Libya’s deputy defense minister on Monday announced that his country has agreed with Turkey and Qatar to sign a tripartite deal for military cooperation to boost capabilities of the Libyan military.
According to media office of the government-led Burkan Al-Ghadab (Volcano of Rage) Operation, Salah Al-Namroush said Turkey and Qatar will establish facilities in Libya for military training and consultancy.
Al-Namroush also added that as part of the deal, Turkey and Qatar will send consultants and military personnel to Libya.
Turkish and Qatari ministers emphasized that they support the political solution and the legitimate government, he added.
Earlier in the day, Turkish Defense Minister Hulusi Akar held a trilateral meeting with his Qatari counterpart Khalid bin Mohammad Al Attiyah and Libyan premier Fayez al-Sarraj in Tripoli.
Akar, accompanied by Chief of General Staff Gen. Yasar Guler, visited the Libyan prime minister’s office for the meeting.
He also visited the Defense Security Cooperation and Training Assistance Advisory Command that was established as part of a memorandum of understanding between Turkey and Libya.

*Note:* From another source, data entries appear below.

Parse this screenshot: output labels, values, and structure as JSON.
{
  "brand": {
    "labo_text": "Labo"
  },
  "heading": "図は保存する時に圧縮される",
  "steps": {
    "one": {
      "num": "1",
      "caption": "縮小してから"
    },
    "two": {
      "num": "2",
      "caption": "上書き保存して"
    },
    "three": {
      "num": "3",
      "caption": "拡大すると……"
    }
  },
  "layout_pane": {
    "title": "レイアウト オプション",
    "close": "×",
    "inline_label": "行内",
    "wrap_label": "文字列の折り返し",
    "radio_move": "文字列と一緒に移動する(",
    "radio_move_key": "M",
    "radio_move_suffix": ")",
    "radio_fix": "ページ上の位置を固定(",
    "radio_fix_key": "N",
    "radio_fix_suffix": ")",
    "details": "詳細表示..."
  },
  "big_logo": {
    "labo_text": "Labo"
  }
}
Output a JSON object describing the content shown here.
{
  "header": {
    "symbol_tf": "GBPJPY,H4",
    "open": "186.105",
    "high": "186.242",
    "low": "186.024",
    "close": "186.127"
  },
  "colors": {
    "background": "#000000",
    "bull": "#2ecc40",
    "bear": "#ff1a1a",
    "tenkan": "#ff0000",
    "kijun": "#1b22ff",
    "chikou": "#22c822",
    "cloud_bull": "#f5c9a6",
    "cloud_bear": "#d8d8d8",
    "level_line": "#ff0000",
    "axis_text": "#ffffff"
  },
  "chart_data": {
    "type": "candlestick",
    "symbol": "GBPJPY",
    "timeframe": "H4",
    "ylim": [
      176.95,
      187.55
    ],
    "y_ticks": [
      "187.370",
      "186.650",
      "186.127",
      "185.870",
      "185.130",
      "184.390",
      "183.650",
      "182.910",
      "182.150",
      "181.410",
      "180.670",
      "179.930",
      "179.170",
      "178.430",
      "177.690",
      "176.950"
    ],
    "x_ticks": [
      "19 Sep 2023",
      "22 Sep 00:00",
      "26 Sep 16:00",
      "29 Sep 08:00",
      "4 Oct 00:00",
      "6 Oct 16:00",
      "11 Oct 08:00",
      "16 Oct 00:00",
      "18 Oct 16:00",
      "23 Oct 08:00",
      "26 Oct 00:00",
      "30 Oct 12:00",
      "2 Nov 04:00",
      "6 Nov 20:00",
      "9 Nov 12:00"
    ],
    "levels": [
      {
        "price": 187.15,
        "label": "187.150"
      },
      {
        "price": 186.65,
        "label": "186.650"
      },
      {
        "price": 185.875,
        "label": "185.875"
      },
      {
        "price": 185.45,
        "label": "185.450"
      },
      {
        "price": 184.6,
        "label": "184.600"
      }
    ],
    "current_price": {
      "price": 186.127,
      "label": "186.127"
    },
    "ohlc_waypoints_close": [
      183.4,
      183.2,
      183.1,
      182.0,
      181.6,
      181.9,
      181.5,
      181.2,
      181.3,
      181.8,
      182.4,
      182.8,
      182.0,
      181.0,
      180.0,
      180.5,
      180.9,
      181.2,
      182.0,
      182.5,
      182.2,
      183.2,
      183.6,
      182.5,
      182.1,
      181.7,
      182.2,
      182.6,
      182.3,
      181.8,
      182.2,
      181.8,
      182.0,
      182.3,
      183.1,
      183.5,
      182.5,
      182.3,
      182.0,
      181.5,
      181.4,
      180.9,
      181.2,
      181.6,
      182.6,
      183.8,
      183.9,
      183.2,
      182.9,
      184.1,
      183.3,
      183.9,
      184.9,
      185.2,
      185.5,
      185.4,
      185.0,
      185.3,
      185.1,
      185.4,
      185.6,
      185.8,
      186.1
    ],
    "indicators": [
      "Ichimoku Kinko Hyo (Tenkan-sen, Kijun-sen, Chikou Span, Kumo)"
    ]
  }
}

The Turkish defense minister also held another trilateral meeting with his Qatari counterpart and Libya's Interior Minister Fathi Bashagha.
On Nov. 27, 2019, Ankara and Tripoli signed two MoUs; one on military cooperation and the other on maritime boundaries of countries in the Eastern Mediterranean.
The maritime pact asserted Turkey's rights in the Eastern Mediterranean in the face of unilateral drilling by the Greek Cypriot administration, clarifying that the Turkish Republic of Northern Cyprus (TRNC) also has rights to the resources in the area. It went into effect on Dec. 8.
Following the military cooperation deal, Turkish President Recep Tayyip Erdogan said Ankara may consider sending troops to Libya if the internationally recognized Tripoli government made such a request.
Libya's government, formed in 2015, in the wake of the ouster of Muammar Gaddafi in 2011, has faced a number of challenges, including attacks by warlord Khalifa Haftar.
In recent months, however, it has turned the tide against Haftar's forces.
Turkey supports the government based in the capital Tripoli and a non-military resolution of the crisis.